En cas de blessures, le muscle squelettique active des mécanismes moléculaires bien orchestrés qui restaurent son architecture et sa fonctionnalité. Afin de concevoir de nouvelles thérapies, il est nécessaire de comprendre comment ce processus change en cas de dystrophie musculaire.

Les dystrophies musculaires sont un groupe de maladies génétiques progressivement invalidantes qui mènent, à terme, à l'affaiblissement musculaire. Le déclenchement de la maladie varie au même titre que les résultats, et peut impliquer une incapacité à marcher et des problèmes respiratoires. À l'heure actuelle, il n'existe aucun remède pour les dystrophies musculaires et les interventions ne traitent que les symptômes. Un traitement plus récent utilise des inhibiteurs généraux de l'enzyme histone désacétylase (HDAC) qui intervient généralement pour enrouler l'ADN plus étroitement et réguler la transcription des gènes.

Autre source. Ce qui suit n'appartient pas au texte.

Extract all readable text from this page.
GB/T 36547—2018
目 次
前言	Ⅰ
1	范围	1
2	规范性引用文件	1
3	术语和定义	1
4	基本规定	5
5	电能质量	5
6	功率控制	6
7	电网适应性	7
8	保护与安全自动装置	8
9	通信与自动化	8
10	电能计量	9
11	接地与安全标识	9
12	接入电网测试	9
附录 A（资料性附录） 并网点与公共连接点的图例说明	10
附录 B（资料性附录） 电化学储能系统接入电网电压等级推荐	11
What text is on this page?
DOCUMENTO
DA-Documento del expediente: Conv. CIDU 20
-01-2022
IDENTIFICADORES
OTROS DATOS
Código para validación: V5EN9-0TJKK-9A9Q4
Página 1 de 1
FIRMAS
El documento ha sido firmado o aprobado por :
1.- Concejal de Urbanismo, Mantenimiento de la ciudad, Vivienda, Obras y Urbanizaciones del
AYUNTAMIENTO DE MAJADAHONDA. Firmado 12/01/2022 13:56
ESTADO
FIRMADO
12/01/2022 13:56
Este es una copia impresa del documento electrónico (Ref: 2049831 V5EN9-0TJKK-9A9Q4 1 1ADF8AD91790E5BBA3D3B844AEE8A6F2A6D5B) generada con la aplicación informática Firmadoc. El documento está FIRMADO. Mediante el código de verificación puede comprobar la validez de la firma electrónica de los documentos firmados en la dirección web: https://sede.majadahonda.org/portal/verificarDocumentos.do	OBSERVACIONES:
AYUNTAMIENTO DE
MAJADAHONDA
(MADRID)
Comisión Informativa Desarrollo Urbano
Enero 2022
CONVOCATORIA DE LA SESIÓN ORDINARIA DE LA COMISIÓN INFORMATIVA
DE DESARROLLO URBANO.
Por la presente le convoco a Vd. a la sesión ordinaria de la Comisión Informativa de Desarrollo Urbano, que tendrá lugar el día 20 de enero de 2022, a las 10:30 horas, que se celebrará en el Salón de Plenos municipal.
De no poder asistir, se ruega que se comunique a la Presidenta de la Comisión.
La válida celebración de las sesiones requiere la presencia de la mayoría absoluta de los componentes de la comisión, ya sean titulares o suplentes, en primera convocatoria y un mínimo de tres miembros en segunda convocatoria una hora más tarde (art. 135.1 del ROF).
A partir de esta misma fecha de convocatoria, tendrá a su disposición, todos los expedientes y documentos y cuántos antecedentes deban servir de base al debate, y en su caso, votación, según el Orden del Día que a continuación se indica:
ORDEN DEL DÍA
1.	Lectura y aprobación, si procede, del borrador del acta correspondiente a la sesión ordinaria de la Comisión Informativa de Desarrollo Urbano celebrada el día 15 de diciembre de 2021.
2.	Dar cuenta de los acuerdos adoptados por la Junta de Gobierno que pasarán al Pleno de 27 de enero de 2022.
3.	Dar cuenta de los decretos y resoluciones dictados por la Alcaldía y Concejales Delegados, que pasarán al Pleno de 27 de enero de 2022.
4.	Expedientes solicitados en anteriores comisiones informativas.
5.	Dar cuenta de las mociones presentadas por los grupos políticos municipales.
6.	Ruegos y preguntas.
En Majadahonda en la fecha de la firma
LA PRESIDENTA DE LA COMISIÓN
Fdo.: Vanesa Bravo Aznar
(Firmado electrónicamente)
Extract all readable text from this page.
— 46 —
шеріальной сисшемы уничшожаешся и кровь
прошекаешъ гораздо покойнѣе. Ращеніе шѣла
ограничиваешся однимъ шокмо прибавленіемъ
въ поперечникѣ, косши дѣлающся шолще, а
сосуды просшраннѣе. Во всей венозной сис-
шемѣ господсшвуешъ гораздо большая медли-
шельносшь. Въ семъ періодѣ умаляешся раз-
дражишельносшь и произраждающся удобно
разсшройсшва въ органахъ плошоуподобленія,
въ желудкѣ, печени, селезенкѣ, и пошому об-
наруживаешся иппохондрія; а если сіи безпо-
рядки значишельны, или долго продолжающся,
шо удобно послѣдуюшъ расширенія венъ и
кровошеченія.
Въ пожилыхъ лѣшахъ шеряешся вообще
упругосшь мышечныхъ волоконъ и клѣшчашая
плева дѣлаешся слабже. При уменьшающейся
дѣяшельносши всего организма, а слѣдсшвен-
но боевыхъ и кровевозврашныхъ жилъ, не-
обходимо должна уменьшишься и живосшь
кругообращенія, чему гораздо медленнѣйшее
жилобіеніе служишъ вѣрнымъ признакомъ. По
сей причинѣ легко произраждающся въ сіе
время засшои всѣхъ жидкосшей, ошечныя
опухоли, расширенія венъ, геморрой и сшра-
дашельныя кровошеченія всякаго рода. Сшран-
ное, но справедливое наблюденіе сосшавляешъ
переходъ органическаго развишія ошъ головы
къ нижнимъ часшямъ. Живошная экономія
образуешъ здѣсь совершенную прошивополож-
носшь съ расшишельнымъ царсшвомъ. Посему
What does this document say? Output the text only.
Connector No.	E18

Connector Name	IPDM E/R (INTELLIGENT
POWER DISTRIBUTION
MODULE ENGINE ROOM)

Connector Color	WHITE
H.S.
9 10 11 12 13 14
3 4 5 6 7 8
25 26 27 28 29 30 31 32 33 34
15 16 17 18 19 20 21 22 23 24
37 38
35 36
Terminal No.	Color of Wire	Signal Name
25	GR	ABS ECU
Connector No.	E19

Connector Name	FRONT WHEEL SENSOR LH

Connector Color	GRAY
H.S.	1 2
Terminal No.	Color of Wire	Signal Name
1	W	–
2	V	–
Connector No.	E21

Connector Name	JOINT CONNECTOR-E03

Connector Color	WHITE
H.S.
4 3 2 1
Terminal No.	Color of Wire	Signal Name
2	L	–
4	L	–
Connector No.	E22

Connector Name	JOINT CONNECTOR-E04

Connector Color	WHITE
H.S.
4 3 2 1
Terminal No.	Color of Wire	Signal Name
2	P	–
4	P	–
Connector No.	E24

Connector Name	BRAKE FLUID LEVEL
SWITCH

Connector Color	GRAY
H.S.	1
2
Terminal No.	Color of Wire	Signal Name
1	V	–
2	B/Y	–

L'objectif principal du projet MUSCLE REPAIR MDX (Molecular mechanisms involved in skeletal muscle repair and muscular dystrophy), financé par l'UE, était de définir plus avant les fonctions de l'HDAC dans la réparation musculaire et la dystrophie musculaire. Pour ce faire, le consortium a suivi une approche de perte fonctionnelle en éliminant génétiquement l'isoforme 4 de l'HDAC (HDAC4) à différentes étapes de la régénération musculaire. Leurs résultats montrent que le muscle squelettique de souris dépourvues d'HDAC4 se régénère moins efficacement que celui des souris témoins suite à une lésion, car leurs cellules souches musculaires ne peuvent pas se différencier proprement. De même, les souris dystrophiques dépourvues de HDAC4 dans le muscle squelettique présentent des fibres plus endommagées et des muscles plus dégénérés que les souris dystrophiques. L'étude des cellules précurseurs du muscle (les cellules satellites) a montré leur moindre prolifération chez les souris avec HDAC4 désactivé, et l'incapacité à se différencier dans la lignée musculaire. L'accumulation impressionnante de tissu fibreux et adipeux a été découverte après de multiples lésions musculaires, soulignant le rôle important de l'HDAC dans la maintenance de l'ensemble de cellules satellites. Les voies moléculaires affectées par l'HDAC pointent vers les gènes impliqués dans la prolifération des cellules et l'équilibre redox dans les cellules satellites. Ces résultats indiquent que l'HDAC est un facteur important dans la régénération musculaire. Les inhibiteurs HDAC étant utilisés pour le traitement des patients dystrophiques, l'inhibition de l'activité HDAC pourrait en fait contrarier la régénération musculaire et empirer la dystrophie musculaire et devrait, par conséquent, être révisée.